SpeechLM for Automatic Speech Recognition in Low-resource Languages

Proceedings of Speech Language Models in Low-Resource Settings: Performance, Evaluation, and Bias Analysis (SPEAKABLE) @ LREC 2026

DOI:10.63317/2634e2pv97js

Abstract

Multi-modal Speech Language Models (SpeechLMs) are a recent advancement in natural language processing. These SpeechLMs are instruction-tuned and optimized for general tasks. Their usefulness for Automatic Speech Recognition (ASR), particularly in relatively low-resource scenarios, remains largely understudied. This work developed SpeechLM for ASR in Basque and Maltese and studied the impact of language-adapted Large Language Model (LLM) and speech encoder within the SpeechLM for ASR. Using supervised learning, we fine-tuned LLaMA-Omni, a SpeechLM, for ASR. We have conducted comprehensive hyperparameter tuning and experimented with language-adapted SpeechLM components to improve performance and evaluated our best models on in-distribution datasets for both languages and an out-of-distribution dataset for Basque. LLaMA-Omni achieved 8.09% WER in Basque and 25.65% WER for Maltese on average across multiple test splits.
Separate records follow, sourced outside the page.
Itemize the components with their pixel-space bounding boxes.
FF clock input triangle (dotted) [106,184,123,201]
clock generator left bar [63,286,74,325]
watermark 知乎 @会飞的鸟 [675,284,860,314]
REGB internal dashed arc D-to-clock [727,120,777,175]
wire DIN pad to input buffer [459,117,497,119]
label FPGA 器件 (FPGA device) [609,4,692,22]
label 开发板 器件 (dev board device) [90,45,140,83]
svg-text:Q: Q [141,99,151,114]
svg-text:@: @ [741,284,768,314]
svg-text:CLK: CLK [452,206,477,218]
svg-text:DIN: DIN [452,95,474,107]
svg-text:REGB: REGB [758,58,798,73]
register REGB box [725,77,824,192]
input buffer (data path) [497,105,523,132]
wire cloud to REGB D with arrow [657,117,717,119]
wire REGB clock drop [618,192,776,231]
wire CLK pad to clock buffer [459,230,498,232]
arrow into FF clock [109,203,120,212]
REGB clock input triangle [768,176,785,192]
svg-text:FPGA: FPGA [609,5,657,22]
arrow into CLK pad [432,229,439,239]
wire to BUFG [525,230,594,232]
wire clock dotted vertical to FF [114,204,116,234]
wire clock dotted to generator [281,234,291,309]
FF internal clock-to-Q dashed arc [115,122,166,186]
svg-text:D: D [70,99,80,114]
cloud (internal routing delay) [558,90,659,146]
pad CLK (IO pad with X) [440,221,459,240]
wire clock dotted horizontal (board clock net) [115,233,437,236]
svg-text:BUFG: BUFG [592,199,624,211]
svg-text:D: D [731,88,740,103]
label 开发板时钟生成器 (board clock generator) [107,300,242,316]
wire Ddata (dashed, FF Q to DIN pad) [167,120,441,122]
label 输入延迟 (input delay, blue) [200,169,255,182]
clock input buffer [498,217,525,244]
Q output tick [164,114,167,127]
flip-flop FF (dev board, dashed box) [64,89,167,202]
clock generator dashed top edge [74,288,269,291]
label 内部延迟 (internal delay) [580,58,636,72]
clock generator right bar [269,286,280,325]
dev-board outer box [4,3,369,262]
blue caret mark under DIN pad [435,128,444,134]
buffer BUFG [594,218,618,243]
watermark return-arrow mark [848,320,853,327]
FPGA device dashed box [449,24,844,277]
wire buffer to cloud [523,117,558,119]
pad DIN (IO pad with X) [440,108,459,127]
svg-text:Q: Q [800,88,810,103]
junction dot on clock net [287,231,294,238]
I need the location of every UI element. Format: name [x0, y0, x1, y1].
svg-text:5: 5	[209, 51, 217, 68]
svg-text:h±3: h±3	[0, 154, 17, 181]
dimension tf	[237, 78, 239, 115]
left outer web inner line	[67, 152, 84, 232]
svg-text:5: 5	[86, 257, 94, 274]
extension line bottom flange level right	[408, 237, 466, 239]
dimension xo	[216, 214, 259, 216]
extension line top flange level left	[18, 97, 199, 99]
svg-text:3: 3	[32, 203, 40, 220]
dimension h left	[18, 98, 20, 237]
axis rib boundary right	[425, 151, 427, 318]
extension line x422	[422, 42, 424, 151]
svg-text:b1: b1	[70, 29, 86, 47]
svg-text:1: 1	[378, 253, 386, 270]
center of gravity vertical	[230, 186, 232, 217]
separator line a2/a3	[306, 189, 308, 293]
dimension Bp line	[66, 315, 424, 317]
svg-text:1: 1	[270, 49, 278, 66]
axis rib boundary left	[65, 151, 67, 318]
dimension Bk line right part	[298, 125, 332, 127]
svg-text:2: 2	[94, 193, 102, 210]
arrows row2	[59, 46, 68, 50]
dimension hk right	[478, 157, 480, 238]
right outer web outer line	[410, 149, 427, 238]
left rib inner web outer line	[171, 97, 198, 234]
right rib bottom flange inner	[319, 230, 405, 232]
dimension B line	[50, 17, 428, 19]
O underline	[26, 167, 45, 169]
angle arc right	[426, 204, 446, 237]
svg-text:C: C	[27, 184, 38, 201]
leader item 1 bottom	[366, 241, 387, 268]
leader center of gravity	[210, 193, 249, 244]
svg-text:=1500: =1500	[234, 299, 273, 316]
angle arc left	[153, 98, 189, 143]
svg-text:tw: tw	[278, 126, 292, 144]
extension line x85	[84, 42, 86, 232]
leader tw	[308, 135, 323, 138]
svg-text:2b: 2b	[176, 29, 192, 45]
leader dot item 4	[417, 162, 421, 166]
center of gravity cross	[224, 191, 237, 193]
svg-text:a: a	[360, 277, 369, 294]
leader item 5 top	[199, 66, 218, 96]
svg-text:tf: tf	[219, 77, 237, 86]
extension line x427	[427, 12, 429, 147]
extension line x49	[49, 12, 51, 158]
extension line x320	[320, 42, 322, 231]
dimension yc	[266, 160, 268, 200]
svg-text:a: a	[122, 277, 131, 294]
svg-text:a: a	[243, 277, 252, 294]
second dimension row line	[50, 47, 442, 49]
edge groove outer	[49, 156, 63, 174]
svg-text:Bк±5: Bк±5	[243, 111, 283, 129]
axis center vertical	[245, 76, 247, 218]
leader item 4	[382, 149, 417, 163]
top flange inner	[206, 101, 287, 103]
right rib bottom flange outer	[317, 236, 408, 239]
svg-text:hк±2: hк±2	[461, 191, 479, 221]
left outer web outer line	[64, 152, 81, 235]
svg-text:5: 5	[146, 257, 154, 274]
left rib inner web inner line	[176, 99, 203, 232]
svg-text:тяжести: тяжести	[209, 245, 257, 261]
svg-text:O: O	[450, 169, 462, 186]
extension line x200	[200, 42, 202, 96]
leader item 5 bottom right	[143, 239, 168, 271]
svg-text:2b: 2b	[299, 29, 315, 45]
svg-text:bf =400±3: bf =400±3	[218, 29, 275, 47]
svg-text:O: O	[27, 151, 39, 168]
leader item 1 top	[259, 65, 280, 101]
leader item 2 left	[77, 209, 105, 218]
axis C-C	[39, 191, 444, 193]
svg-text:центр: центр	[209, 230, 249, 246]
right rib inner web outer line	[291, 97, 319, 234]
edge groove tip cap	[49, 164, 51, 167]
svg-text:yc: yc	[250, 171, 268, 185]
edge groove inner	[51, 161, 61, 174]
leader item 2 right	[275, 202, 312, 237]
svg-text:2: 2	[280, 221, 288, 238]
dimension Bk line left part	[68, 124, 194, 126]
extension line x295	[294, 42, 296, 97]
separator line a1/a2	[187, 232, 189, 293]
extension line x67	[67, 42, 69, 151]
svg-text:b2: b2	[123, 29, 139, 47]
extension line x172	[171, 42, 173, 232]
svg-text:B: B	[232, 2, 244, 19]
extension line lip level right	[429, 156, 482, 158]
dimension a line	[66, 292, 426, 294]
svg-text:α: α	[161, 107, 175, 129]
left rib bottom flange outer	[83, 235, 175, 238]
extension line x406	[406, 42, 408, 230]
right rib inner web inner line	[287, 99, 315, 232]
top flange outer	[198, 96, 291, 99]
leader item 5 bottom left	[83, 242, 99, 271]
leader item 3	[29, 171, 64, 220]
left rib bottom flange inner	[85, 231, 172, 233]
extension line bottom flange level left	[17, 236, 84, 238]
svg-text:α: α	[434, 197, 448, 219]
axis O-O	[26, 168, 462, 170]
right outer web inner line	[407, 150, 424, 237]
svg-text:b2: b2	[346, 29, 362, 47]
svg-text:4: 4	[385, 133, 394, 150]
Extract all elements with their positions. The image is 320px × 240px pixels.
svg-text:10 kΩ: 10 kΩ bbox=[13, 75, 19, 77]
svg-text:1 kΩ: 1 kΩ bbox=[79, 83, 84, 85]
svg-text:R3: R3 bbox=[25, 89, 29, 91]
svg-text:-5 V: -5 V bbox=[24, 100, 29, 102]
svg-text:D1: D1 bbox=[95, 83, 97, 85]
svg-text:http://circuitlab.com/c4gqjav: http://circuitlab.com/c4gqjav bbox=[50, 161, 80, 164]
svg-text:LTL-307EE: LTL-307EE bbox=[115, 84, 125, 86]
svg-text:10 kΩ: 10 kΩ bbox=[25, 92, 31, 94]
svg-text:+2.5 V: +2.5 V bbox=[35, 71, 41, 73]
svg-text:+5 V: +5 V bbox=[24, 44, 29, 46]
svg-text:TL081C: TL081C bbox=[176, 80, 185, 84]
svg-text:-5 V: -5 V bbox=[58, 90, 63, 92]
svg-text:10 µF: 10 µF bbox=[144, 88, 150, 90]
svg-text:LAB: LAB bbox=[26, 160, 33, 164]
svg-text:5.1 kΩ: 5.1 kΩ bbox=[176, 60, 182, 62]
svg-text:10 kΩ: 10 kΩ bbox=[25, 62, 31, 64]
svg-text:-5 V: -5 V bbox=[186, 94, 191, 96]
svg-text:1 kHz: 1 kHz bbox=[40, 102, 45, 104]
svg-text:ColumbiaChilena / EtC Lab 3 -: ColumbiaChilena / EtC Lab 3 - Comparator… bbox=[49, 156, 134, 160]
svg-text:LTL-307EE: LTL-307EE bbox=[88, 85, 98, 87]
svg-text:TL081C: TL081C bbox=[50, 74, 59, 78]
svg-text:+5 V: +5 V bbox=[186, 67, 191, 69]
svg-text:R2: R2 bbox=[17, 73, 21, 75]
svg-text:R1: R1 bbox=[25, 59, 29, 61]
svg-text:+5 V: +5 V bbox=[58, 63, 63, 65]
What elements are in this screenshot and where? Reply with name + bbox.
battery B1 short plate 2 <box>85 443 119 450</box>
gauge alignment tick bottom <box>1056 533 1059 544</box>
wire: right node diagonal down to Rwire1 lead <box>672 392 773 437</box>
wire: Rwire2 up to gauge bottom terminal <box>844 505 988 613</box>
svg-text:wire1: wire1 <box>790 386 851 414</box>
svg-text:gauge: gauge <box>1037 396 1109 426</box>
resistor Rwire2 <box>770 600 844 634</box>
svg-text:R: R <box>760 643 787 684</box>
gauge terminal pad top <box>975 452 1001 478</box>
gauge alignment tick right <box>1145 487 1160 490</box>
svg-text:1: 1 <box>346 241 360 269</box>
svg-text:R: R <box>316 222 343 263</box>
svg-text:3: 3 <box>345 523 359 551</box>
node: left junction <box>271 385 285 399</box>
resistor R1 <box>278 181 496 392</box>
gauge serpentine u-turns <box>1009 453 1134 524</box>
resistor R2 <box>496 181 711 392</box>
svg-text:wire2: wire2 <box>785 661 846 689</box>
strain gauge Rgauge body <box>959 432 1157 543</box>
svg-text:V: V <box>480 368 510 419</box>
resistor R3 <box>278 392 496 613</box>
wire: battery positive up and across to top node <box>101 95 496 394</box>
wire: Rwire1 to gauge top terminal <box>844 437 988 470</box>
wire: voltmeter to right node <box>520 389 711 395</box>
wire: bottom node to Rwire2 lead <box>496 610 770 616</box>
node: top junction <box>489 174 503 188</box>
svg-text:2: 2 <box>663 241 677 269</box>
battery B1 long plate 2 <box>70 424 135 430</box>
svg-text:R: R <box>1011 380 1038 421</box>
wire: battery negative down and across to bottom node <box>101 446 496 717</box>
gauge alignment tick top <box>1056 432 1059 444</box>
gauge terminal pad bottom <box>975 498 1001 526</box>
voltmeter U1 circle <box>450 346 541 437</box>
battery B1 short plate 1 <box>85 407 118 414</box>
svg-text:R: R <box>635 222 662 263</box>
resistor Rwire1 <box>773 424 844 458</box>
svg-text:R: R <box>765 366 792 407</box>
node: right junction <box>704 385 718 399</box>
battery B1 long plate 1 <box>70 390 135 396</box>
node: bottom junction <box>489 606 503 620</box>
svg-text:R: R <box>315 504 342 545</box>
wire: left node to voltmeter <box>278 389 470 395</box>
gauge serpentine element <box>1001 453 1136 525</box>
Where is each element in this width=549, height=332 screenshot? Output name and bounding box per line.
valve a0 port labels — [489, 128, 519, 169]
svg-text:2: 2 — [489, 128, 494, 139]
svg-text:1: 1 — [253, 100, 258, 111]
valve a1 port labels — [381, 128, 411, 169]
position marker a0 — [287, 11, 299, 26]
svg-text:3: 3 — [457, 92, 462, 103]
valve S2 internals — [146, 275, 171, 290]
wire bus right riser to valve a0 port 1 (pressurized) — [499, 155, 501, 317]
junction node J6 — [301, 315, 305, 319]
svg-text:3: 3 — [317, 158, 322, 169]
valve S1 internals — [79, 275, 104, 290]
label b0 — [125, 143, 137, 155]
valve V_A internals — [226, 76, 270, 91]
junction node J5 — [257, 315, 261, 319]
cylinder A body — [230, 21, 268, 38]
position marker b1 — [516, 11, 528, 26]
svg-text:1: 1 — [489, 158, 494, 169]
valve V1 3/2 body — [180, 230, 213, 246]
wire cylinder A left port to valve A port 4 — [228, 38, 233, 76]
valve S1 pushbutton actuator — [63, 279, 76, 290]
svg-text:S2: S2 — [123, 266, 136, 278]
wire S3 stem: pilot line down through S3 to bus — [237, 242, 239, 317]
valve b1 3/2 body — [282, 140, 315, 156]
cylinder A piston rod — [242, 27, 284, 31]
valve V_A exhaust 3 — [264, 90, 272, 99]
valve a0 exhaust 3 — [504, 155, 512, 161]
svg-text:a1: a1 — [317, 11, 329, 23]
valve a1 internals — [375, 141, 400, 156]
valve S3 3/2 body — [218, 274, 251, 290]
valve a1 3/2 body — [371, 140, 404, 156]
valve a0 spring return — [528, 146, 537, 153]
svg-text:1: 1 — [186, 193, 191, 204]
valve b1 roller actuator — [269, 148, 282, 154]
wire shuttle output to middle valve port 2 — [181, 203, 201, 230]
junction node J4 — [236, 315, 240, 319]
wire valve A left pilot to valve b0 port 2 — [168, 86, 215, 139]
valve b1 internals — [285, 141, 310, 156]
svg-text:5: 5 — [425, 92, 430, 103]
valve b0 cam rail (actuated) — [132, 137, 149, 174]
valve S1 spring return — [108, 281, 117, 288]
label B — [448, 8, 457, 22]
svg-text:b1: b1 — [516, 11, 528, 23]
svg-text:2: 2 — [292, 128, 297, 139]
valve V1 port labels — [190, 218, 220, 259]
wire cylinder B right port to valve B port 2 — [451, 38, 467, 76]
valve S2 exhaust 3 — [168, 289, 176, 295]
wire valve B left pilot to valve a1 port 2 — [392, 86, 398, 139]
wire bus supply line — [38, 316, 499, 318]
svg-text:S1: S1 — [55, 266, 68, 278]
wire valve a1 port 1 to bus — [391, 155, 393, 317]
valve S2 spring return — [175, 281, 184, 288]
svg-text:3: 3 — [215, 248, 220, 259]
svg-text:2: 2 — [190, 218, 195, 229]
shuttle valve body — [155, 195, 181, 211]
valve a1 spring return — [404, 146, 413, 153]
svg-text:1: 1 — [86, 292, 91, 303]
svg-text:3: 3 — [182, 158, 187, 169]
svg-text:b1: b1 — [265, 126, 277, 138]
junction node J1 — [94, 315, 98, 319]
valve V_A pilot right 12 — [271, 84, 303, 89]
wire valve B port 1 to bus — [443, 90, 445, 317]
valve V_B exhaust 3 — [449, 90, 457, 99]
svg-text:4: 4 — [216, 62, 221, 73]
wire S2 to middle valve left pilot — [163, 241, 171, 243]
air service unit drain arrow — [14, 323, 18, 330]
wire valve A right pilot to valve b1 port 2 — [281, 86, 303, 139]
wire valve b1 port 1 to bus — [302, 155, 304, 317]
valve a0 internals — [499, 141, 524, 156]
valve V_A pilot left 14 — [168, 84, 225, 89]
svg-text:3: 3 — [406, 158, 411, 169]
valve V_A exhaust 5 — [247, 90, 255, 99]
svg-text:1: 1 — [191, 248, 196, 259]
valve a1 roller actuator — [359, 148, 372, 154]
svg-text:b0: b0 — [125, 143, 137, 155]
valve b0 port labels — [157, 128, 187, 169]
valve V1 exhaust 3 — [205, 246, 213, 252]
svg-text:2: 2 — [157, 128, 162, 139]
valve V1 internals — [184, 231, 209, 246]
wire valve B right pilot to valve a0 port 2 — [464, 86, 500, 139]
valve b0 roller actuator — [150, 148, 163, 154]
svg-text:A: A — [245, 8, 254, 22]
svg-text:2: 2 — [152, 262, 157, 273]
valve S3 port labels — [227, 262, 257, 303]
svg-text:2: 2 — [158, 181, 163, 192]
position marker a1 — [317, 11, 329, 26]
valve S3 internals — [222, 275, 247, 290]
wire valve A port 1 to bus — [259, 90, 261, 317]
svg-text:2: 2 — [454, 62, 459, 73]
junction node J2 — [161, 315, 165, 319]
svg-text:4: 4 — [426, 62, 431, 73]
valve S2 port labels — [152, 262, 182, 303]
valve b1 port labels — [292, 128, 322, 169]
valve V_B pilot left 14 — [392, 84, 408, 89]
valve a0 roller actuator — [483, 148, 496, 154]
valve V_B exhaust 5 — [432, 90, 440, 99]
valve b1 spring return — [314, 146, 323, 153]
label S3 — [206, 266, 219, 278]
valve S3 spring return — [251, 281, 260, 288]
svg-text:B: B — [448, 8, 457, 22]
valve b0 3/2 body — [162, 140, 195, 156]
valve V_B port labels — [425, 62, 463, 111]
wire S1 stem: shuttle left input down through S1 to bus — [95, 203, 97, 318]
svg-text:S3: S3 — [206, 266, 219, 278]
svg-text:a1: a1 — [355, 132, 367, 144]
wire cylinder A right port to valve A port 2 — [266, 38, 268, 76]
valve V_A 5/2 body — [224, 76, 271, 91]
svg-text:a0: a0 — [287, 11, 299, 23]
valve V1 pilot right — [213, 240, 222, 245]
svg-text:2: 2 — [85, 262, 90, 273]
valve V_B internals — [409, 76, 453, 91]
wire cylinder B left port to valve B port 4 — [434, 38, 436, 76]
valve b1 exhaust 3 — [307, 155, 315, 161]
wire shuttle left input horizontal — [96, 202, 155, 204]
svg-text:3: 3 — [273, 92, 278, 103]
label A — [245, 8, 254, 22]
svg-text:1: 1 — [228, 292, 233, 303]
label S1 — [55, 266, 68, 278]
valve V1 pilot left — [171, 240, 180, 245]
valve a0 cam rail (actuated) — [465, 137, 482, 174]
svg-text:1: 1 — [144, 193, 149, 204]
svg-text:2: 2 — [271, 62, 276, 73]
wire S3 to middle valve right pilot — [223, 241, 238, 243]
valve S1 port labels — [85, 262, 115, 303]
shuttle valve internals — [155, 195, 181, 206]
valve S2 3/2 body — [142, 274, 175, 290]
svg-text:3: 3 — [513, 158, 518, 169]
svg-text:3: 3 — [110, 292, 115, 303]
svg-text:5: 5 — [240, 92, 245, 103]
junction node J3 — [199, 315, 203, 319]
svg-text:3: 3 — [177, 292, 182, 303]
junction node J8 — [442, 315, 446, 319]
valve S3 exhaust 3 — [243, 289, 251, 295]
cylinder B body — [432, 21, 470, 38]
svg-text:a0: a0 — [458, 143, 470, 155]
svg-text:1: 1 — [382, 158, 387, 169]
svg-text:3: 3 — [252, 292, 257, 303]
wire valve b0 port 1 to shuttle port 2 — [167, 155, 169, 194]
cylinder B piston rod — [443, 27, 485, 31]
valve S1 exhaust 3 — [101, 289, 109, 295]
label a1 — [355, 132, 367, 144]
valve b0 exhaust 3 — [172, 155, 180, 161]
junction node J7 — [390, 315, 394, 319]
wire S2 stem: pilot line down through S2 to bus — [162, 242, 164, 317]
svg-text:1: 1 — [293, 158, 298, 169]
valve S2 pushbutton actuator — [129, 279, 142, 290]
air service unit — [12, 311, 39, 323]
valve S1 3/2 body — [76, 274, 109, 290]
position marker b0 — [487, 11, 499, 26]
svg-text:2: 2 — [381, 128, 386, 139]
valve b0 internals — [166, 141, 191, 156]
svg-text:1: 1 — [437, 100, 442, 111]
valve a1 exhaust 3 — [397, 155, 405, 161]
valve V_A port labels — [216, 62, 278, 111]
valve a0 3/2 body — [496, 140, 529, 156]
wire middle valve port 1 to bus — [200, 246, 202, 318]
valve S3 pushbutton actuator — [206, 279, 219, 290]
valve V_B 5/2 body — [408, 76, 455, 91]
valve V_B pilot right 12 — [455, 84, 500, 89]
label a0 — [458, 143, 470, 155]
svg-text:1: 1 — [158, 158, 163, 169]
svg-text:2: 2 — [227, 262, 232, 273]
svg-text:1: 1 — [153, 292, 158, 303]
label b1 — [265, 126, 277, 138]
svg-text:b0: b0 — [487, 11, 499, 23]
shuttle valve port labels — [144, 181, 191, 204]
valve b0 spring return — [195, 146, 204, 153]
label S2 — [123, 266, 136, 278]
The in-distribution results show that SpeechLM outperforms a fine-tuned ASR system under specific constraints, whereas it underperforms the baseline model on out‑of‑distribution Basque, indicating weaker overall robustness. We also find that a language-adapted LLM within SpeechLM improves in out-of-distribution settings when compared to the off-the-shelf LLM within SpeechLM.